The major drawback of
retroviral shRNA delivery is that random retroviral genome insertion may cause
major disruptions to the host genome, resulting in a multitude of problems,
including the activation of proto-oncogenes [72]. This could be particularly dangerous if a large amount of virus is
taken up by untargeted healthy tissues.
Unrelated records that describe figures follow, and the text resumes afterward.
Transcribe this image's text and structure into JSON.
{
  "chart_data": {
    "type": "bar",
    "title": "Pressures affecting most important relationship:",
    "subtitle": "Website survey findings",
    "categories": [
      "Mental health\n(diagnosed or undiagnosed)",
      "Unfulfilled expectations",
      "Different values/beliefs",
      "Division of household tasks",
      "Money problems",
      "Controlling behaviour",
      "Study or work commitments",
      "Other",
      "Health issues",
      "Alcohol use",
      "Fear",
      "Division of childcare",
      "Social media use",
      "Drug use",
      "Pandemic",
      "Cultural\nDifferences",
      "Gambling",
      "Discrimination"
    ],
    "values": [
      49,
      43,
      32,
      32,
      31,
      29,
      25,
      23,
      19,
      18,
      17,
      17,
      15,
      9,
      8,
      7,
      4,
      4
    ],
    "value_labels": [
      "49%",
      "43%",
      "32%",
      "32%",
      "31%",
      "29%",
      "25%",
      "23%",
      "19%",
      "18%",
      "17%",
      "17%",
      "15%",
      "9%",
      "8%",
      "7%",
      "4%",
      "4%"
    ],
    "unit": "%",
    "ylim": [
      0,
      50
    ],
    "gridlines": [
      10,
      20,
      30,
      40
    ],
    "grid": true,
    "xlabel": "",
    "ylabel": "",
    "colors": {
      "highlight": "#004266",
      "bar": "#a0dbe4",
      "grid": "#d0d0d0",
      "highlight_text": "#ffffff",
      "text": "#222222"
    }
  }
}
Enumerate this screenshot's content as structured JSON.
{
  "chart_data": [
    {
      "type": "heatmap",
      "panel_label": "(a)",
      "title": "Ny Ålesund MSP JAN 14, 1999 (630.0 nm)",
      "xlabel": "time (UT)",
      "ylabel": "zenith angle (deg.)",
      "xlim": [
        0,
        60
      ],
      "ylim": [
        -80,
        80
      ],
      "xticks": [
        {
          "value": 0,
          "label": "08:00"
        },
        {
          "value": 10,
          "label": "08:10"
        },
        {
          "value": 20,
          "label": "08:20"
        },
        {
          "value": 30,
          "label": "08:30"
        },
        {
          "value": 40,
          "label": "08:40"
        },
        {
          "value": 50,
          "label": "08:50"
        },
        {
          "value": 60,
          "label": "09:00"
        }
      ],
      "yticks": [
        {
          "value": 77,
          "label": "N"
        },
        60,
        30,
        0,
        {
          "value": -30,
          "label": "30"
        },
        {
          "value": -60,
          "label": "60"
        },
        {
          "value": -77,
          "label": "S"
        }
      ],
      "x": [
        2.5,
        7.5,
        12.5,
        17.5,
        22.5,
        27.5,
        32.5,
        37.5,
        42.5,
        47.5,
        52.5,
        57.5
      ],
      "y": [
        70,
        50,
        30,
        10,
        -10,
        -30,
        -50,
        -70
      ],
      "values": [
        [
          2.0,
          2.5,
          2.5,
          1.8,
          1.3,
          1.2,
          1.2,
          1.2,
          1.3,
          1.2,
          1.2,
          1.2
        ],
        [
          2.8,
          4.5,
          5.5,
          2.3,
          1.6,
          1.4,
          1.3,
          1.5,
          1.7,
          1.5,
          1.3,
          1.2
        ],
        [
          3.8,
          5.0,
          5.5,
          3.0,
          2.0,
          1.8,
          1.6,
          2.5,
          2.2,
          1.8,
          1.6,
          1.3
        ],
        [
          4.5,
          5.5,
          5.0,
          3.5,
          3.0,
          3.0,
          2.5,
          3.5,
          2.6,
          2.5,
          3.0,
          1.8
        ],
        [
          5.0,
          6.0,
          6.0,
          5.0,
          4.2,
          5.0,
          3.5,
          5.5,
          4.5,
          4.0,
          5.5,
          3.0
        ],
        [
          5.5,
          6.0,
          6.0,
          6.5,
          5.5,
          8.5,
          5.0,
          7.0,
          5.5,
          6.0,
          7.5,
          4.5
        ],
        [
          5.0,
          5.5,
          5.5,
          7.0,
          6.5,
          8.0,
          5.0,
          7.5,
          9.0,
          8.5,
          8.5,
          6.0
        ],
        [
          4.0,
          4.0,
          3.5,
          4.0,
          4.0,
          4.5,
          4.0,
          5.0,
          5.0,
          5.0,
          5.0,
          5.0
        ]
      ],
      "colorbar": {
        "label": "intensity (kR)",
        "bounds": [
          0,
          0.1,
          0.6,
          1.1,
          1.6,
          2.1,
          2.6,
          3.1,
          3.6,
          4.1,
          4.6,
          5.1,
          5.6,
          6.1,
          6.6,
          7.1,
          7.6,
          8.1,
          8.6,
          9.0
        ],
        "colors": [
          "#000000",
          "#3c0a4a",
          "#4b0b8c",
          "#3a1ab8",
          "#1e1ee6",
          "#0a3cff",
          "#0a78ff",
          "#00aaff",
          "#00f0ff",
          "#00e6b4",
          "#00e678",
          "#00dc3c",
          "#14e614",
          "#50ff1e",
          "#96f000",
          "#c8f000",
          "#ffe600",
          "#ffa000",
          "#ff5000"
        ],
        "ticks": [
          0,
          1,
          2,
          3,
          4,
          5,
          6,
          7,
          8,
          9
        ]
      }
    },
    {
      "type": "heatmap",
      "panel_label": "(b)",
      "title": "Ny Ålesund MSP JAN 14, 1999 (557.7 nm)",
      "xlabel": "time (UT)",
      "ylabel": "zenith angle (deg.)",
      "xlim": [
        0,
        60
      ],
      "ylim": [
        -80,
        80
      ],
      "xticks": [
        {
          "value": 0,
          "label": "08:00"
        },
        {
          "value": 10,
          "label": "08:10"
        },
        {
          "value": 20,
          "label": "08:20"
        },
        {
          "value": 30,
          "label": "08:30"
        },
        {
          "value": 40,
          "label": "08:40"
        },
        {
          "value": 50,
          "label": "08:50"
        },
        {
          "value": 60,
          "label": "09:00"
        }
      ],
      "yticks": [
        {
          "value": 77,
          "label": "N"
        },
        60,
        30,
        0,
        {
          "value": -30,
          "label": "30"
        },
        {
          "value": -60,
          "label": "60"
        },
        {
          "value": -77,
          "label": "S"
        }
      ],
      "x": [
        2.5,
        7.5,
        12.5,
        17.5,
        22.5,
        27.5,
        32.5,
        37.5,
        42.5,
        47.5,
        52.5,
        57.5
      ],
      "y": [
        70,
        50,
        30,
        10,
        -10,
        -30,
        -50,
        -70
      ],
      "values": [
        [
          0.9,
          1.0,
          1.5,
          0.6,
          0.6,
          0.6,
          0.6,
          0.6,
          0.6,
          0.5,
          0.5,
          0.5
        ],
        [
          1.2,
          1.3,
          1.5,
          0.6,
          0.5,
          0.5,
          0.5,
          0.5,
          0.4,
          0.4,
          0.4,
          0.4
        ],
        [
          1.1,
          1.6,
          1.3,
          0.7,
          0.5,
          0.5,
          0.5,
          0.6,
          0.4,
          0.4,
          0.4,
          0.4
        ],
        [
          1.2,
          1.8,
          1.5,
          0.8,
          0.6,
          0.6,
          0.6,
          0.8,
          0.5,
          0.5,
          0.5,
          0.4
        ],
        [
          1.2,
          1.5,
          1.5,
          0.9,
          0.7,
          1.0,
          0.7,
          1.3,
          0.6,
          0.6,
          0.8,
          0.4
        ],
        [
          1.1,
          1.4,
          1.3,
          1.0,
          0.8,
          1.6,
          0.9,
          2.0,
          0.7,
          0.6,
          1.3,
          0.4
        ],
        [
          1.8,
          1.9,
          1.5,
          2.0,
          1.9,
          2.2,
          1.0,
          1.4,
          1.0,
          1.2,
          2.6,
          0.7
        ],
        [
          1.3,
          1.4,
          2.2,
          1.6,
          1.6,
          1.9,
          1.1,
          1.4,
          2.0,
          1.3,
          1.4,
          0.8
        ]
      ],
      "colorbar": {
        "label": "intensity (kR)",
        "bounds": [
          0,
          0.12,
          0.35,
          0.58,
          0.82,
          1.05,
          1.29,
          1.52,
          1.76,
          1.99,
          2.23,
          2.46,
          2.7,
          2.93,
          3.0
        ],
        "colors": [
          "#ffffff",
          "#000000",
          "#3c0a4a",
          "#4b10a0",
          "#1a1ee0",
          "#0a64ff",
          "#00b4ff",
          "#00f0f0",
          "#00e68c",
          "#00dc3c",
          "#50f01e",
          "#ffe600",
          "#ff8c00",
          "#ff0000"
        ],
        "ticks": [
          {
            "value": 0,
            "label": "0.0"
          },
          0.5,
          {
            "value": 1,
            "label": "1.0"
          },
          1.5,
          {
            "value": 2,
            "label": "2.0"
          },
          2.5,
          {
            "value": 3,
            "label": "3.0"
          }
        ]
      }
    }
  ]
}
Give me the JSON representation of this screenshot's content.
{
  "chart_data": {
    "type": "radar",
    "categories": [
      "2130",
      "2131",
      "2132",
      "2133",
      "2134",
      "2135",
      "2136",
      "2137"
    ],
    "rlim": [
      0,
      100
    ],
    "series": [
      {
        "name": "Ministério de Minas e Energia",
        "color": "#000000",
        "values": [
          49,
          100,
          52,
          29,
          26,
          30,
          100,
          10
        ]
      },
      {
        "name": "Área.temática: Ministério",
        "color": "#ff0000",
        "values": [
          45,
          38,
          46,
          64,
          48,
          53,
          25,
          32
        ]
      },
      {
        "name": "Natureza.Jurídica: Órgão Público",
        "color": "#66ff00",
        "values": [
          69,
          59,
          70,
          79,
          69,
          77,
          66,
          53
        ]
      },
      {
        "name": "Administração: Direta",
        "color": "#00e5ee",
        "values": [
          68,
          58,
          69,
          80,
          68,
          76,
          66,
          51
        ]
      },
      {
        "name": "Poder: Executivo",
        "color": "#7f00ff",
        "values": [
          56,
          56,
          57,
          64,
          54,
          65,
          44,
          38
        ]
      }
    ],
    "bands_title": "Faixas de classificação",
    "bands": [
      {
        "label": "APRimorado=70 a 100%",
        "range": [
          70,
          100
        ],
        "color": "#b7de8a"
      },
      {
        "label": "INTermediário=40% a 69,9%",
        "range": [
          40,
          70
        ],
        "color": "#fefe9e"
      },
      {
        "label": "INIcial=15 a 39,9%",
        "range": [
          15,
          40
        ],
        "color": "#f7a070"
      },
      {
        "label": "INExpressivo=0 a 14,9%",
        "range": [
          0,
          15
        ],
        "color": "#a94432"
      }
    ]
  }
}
Thus, retroviruses are not ideal
candidates for shRNA delivery in vivo.
Hong and coworkers
demonstrated that Herpesvirus saimiri
can deliver shRNA targeting the endothelin
converting enzyme 1 (ECE-1) into
prostate cancer cells [73]. ECE-1
was selected as the target due to its involvement in the invasion and migration
of several cancers, including prostate, lung, breast, colorectal and ovarian [74]. The herpesvirus vector was tested in vitro in several cell lines and ex vivo in primary cells from three different forms of prostate
cancer. Significant levels of ECE-1 knockdown
were observed in all cases, which severely limited the capacity of the cancer
cells to migrate and invade [73]. However,
much in vivo testing is still needed
to evaluate the safety of herpesviruses for therapeutic applications,
especially considering the well reported tendency of vectors based on herpes
simplex virus 1, another member of the herpesviridae family, to trigger severe inflammatory responses in the central nervous system [75, 76].